Tameka Lester, associate director of the College of Law’s Philip C. Cook Low-Income Taxpayer Clinic and assistant clinical professor, testified before the U.S. House of Representatives Committee on Ways and Means Subcommittee on Oversight on Dec. 13 in Washington, D.C. The hearing was on Internal Revenue Service reform.

“It was such an honor to be asked to testify as Rep. John Lewis’ expert witness,” Lester said. “Ensuring that the voice of low income taxpayers is considered in IRS reform is essential. The system of tax administration works best when individuals have access to representation, and access to representation should not be predicated solely on one’s ability to pay an attorney or accountant.”

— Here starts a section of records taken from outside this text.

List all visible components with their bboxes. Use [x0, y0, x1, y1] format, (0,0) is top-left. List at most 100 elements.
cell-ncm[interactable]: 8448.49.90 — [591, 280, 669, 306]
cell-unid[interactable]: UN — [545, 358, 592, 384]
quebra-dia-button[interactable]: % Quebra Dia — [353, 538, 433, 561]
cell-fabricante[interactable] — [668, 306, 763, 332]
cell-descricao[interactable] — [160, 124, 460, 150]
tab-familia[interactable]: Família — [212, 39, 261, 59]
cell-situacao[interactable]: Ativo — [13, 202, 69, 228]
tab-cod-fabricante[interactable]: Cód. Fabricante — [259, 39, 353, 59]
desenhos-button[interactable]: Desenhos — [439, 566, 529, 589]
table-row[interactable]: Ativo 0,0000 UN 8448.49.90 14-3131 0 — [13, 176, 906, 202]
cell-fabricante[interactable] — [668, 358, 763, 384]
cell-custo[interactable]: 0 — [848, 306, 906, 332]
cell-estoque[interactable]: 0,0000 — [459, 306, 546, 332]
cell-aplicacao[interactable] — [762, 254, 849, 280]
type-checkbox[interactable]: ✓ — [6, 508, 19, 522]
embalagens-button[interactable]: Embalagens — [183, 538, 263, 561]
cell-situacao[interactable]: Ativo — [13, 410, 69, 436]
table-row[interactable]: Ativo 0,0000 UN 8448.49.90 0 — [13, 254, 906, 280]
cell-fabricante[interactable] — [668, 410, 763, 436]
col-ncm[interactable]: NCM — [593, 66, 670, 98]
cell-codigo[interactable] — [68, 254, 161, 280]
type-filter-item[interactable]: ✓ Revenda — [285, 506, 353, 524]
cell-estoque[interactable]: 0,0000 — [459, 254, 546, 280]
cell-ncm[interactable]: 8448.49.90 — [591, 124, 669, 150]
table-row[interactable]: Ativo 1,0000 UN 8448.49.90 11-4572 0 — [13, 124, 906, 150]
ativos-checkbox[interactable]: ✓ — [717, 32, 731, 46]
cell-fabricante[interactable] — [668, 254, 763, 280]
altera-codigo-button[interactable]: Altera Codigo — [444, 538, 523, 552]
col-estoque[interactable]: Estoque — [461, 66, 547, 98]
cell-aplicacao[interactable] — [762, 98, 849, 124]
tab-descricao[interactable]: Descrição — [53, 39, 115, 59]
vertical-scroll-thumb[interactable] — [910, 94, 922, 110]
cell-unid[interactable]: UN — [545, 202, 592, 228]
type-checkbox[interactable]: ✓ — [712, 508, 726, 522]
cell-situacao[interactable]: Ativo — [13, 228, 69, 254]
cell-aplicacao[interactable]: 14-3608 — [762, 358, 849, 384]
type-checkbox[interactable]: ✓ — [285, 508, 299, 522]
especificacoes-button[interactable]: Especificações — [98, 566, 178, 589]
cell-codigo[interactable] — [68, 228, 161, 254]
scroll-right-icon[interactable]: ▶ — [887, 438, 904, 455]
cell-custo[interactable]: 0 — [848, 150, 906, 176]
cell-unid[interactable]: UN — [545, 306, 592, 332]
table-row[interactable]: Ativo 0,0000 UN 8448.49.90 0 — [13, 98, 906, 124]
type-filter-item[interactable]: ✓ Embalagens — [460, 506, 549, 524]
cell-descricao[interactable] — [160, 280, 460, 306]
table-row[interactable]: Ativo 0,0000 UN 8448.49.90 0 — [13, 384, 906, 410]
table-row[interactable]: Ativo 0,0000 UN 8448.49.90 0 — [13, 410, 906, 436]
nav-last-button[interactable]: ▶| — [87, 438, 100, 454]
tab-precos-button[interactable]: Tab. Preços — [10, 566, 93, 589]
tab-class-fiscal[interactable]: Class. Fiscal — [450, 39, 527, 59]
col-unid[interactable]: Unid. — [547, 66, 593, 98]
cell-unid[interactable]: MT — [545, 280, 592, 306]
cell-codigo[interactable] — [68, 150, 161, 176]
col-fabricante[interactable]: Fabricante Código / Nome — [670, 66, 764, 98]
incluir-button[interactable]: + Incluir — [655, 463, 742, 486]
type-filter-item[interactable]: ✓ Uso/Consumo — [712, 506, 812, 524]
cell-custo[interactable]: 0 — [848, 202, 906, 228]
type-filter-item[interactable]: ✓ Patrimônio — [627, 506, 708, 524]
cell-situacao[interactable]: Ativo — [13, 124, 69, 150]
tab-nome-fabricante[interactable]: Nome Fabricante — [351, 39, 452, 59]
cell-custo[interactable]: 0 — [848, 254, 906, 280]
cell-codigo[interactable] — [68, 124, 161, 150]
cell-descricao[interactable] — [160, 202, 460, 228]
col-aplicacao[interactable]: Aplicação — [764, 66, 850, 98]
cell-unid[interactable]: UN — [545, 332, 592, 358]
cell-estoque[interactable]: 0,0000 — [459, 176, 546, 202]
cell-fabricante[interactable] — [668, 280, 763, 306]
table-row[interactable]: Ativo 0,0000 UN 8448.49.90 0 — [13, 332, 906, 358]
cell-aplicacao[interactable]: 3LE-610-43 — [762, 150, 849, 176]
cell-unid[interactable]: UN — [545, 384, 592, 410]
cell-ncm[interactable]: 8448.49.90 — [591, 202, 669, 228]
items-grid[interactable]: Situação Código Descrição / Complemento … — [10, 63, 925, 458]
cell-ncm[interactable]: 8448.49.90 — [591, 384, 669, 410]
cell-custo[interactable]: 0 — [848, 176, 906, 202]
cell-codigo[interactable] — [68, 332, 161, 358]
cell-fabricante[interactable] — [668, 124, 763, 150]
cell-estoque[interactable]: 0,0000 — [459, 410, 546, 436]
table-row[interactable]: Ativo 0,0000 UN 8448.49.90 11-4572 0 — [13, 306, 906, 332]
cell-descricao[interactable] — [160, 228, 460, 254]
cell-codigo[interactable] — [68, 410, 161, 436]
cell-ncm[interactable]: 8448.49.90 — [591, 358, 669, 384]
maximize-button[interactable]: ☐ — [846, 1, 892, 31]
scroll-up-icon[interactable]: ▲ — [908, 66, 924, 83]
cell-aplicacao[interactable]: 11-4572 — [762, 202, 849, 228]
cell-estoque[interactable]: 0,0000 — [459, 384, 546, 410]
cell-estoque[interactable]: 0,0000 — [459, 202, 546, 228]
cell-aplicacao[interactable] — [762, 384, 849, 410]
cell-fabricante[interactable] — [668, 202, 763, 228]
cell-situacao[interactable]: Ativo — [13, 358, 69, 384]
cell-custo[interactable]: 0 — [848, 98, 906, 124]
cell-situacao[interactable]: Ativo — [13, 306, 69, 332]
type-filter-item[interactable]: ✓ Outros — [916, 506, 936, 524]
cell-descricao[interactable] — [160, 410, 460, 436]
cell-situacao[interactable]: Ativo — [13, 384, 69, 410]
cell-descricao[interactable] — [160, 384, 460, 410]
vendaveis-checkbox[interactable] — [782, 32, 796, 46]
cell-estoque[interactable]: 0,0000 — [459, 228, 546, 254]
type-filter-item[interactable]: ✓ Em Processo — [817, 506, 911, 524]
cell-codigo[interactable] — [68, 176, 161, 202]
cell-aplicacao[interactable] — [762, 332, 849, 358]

At the hearing, Lester discussed the experience of Low Income Taxpayer Clinic (LITC) clients, particularly the issues encountered by taxpayers when engaging with the IRS. She also proposed recommendations for reform.

LITC clients come from all walks of life, Lester said. The common thread is time and money are finite and limited resources. Many low-income taxpayers do not have the luxury of smart phones, Internet service or the flexibility to leave work and wait on hold for hours to speak with a representative of the IRS, Lester said.

Therefore, it is essential for the IRS to continue providing avenues for taxpayers to engage with the IRS online, over the phone, in person, and through the use of qualified representatives, Lester said.

Funding should be increased to hire more representatives to staff existing Taxpayers Assistance Centers, and new centers need to be established, especially in underserved areas, Lester said. Further, those centers should begin accepting walk-in taxpayers, she said.

“Taxpayers who do not have phones or who have an immediate need should not be turned away from these centers simply because they don’t have an appointment,” Lester said.

Improving online technology, including allowing more documents and correspondence to be transmitted electronically would be beneficial, Lester said.

“Our clients are often the subject of audits and collection activity,” Lester said. “Both processes involve taxpayers sending in documentation such as copies of their children’s birth certificates, social security cards, school records, and their personal financial information. Taxpayers primarily provide documentation to the IRS via mail or fax, which presents several security and financial issues. They should have the ability to send information to the IRS electronically through a secured portal or account.”

LITCs could also help more taxpayers navigate the tax administration system if the statutory cap for funding is increased, Lester said.

“Many organizations, such as Georgia State University, have the capacity and interest in serving more taxpayers,” Lester said.

Additional funding would allow organizations to set up LITCs in underserved areas as well as serve more clients in existing areas.

“No one wants to have an issue with the IRS, and in my experience our clients have a desire to resolve their issues properly. However, they need our help in order to do that,” Lester said.